Seçkide şiirlerine yer verilen şairler doğum tarihlerine göre sıralanıyor. Bu sıralamaya göre seçkinin ilk ismi 1923 doğumlu Zeki Kuruca (1988), son ismi ise 1997 doğumlu Ali Ekber Sayın olmuş. “Yasakmeyve Şiirleri” seçkisi, şairlerle ilgili doğum tarihleri dışında bir bilgiye yer verilmemesi, örneğin yayımlanan kitaplarının isimlerinin yer almaması, seçilen şiirlerin hangi yapıtlarından olduğunun belirtilmemesi gibi bazı eksiklikler taşıyor. Yapılırsa sonraki baskılarında giderilebilecek eksikliklerine karşın seçkinin bir şiir yayını olarak önemli bir çalışma olduğunu belirtelim.

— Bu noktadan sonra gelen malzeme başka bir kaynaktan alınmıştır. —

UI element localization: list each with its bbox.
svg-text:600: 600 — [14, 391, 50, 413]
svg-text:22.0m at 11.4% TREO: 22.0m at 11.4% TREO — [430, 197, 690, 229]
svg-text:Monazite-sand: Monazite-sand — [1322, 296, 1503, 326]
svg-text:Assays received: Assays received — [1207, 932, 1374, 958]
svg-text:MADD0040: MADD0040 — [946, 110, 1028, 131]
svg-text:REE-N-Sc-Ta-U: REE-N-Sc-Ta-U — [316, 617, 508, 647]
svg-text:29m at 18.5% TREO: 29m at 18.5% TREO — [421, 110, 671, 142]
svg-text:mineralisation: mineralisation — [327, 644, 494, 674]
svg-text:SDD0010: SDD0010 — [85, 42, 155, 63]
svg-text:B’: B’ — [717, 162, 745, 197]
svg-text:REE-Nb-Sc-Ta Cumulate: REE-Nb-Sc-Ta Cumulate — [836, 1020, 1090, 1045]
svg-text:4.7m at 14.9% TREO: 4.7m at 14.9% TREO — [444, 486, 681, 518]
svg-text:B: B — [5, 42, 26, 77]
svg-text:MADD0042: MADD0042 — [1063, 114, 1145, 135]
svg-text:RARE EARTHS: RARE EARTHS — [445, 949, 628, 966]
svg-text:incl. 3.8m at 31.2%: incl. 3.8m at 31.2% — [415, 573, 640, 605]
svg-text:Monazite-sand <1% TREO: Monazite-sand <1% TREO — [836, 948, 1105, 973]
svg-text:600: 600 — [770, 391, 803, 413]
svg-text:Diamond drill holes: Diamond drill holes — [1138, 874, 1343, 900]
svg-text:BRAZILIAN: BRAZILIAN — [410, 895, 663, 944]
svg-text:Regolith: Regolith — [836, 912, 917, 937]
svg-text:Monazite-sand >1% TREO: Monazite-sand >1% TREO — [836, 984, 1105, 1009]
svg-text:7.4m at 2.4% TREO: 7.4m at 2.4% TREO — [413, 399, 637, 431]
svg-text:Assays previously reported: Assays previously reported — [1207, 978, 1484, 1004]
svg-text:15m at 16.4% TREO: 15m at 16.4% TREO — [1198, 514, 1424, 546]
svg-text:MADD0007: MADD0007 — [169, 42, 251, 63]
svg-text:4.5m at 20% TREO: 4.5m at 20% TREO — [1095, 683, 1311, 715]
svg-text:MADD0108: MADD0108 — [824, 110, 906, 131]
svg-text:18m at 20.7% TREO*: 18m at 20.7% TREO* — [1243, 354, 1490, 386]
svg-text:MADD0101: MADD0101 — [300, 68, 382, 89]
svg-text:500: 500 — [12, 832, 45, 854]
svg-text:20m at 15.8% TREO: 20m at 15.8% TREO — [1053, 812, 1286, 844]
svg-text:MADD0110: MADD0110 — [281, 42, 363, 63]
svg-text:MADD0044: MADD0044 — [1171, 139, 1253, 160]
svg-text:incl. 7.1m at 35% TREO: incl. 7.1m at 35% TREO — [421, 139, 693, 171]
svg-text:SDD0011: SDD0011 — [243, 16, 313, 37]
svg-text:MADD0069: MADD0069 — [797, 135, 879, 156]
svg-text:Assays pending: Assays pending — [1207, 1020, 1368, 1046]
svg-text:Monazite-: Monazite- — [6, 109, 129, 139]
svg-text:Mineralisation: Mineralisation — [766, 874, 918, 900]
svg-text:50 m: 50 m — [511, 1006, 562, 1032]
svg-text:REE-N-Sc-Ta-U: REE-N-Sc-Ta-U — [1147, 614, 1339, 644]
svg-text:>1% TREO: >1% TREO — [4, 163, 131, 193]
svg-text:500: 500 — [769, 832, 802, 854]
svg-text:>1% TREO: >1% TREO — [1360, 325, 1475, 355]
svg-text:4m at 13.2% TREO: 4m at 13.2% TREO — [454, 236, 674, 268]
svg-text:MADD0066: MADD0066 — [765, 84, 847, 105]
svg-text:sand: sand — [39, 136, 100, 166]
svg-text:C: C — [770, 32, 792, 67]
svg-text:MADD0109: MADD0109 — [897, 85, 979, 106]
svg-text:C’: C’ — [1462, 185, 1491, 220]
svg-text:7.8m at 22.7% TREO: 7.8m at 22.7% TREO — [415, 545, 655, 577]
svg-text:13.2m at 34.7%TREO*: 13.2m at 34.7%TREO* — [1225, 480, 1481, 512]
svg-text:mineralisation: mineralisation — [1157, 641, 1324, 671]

Enver Ercan’ın da sözünü ettiği gibi son 15 yılın şiirindeki gelişmeyi izlemeye dönük kaynaklardan biri olarak değerlendirilebilir.

BU AYIN DERGİLERİ…

Varlık’ta bu ayın şairleri

Varlık dergisinin haziran 2017 tarihli sayısı yayımlandı. Derginin bu sayısında şiirleriyle şu isimler yer alıyor: Mustafa Köz, Oya Uysal, Atilla Birkiye, Sadık Yaşar, Arife Kalender, Hakan Güzeldere, Önder Çolakoğlu, Gökhan Bakar ve Yunus Aydın

Yeni e dergisi Haziran 2017

Yeni e dergisi Haziran 2017 tarihli son sayısında Sennur Sezer, baht, Gülsüm Cengiz, Levent Karataş, Altay Ömer Erdoğan, Yaprak Damla Yıldırım, Önder Karataş, Ziya Boz, Zeliha Cenkci, Çağın Özbilgi, Asım Gönen, Salih Çınar Han ve Can Acer’in şiirlerine yer veriyor.